Shepard Fairey's Sell Out is Complete
“Some people might think it could be making fun of what’s going on right now,” Shepard Fairey told the New York Times last week. “But I think most people are sophisticated enough to realize it’s a way of grabbing attention. It’s commerce. I don’t think there is really any political statement embedded in this.”
He was talking about his new shopping bag designs for Saks Fifth Avenue, the luxury department store that has suffered steep drops in holiday sales despite its steep drops in prices.
Appropriating Soviet iconography to sell handbags? Repurposing communist imagery for capitalism? Selling your own artistic style for advertising? Nah, no one would think that Fairey is doing anything political. What he's doing is eroding his credibility as a political artist and in the process diminishing the meaning of his now famous Obama poster.

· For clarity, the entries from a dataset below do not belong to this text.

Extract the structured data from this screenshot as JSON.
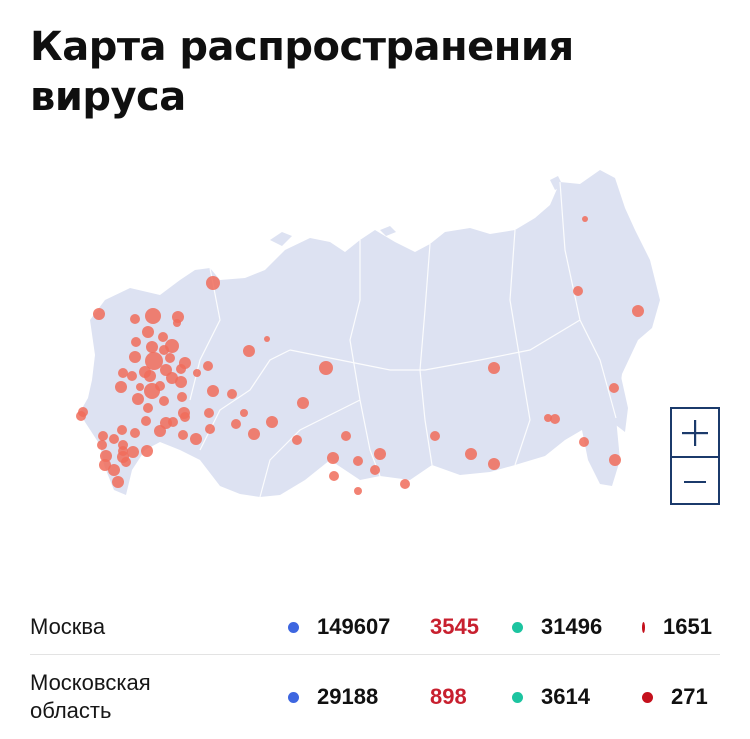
{
  "title": "Карта распространения вируса",
  "colors": {
    "land": "#dde2f2",
    "outbreak_dot": "#f06c5a",
    "confirmed": "#3d66e0",
    "deaths_text": "#c8202f",
    "recovered": "#1cc4a0",
    "deaths_dot": "#c4101c"
  },
  "map": {
    "zoom_in_icon": "plus-icon",
    "zoom_out_icon": "minus-icon"
  },
  "regions": [
    {
      "name": "Москва",
      "confirmed": "149607",
      "new_cases": "3545",
      "recovered": "31496",
      "deaths": "1651"
    },
    {
      "name": "Московская\nобласть",
      "confirmed": "29188",
      "new_cases": "898",
      "recovered": "3614",
      "deaths": "271"
    }
  ]
}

“What we do every day, really, is propaganda,” said Saks' marketing head Terron Schaefer told the Times. True, and we expect this from Saks.
But to think that the guy who made his name with posters of Subcomandante Marcos (and giving the proceeds to the Zapatistas) and other lefty causes would use the same style for luxury department store propaganda is too much.
"It's not like I'm just jumping on some cool rebel cause for the sake of exploiting it for profit," Fairey told Mother Jones in an interview last March. Aha!